SQL Server Performance Forum – Threads Archive
Stored Procedure flowHello,
I have piece of progam that inserts the data of a new applicant which consists of three forms. i.e when the applicant finishes first form he is directed to second and then third form. I use stored procedure to handle the code. I have 2 problems here and : 1 – shall I make stored procedure for every form . I feel it is a lot to have 3 stored prcdures just to insert this info. (insertion module) and of course I will have another 3 for the update module and another 3 for the view module …. a lot. I have tried to use just one sp instead of 3 but was faced by the problem of parameters being different from one sp to another. i.e every form has different no. of parameters with different datatypes. 2 – I need the code of all of the 3 forms to be done as one whole transaction either to succeed or to fail as whole. I know that one sp may act as a transaction (rollback and commit trans ) but what if I used more than one sp to perform a certain work that acts as one unit. I have surfed the internet heavily to find an article that addreeses such issue but I have found nothing. Note: I use asp and Sql server 2000 A lot of thanks. Rasha Zaki
Cairo, Egypt Rasha zaki
My advice is to have a stored procedures for each form. Each of these could insert into a staging table (one for each form). I imagine its feasible the user could just fail to fill out the whole form, and just browse away from your site. In this case you probably would not want to keep what hes entered, which is the reason for the staging tables.

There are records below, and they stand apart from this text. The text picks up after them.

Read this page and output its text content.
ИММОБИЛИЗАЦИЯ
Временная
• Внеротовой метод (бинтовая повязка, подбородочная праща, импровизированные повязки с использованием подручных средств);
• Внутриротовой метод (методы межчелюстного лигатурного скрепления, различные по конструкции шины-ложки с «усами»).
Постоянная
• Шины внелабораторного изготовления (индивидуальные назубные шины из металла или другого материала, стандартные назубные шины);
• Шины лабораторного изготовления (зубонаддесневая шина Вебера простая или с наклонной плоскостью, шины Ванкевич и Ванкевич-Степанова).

Validate input before it goes into the staging table. Timestamp each record and periodically delete any records in the staging table which are over N hours old. If the user DOES complete the form, you can then invoke a fourth stored procedure, which transfers the three records (excluding the timestamps) from the staging tables into your live tables, in one transaction. That way you are not getting incomplete or invalid data into your live tables.

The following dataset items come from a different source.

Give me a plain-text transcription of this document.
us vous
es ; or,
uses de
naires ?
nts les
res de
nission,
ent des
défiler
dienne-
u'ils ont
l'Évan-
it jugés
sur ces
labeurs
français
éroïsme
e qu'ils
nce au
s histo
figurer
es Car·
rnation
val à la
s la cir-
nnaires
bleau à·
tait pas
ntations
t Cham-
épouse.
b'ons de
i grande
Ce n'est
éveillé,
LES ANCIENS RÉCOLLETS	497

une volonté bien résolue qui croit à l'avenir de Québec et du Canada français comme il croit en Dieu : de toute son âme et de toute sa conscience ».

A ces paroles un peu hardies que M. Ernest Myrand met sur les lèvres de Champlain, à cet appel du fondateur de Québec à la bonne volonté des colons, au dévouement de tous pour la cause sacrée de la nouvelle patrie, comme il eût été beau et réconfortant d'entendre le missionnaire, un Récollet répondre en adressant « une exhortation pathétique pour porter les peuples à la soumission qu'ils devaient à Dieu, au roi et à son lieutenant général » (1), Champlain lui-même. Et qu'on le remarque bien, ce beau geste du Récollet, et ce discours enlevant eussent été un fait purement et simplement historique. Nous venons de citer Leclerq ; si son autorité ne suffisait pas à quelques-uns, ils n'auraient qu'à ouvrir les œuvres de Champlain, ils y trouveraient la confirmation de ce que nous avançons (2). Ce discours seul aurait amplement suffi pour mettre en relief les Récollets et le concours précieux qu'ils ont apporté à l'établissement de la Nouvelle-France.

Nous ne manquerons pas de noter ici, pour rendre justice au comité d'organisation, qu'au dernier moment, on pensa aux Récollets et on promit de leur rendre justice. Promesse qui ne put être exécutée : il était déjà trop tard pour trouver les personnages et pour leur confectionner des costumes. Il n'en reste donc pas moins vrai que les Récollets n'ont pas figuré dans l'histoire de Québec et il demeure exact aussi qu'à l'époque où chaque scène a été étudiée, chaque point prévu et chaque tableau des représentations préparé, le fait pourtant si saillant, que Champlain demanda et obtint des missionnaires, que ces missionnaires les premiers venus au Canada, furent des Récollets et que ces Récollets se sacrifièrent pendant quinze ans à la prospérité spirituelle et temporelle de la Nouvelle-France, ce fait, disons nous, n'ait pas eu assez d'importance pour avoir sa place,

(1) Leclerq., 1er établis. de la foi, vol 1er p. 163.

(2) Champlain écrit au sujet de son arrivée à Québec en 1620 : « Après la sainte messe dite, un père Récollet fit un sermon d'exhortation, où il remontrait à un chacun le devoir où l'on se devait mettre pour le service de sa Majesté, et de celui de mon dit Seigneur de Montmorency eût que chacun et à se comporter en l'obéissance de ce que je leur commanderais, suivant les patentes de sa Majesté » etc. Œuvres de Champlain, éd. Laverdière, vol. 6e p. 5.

Actually, you could just have 2 staging tables (for the first two forms, and the 3rd procedure does the transfer, along with inserting the third forms data). Dont worry about 3 or 4 stored procedures for this, its really not a lot and makes for a nice clean design.
Thanks for your help.
I think I have reached a nice solution that solves up the problem of having alot of sp, s. I got the solution from the last paragraph of an article on the following link
Grouping Stored Procedures
Grouping stored procedures is one of those features that nobody seems to use, which makes it a likely exam topic. If you have several associated procedures, perhaps for the branching logic I discussed, you can group them by naming them with the same name and individual identification numbers, with a semicolon between the name and the number. The procedure names would look like procname;1, procname;2, and so on. The benefit of using this naming convention, apart from consistency, is that you can use a DROP PROCEDURE procname command to drop all the procedures at once. However, after you group the procedures, you can’t drop them individually. Stored procedures are a powerful part of SQL Server. They offer benefits in both security and performance. Any client application you use will almost certainly run better if you add some stored procedures running on the server. As for the staging tables, I am a little bit not convinced. I think this puts additional unessary work. Ther must be another way to solve this problem.
Thanks very much again. Rasha zaki
Another method which is simple is to retain the form elements when going from page to page. You can save the previous forms values in hidden form fields so they get moved along durring the process. Then on the last page you are only making one SQL/SP call. This eliminates the need for Session variables and more than one SP. You can still do validation on each page as they enter data and can provide a final preview of their entries on the last page before commital to the DB.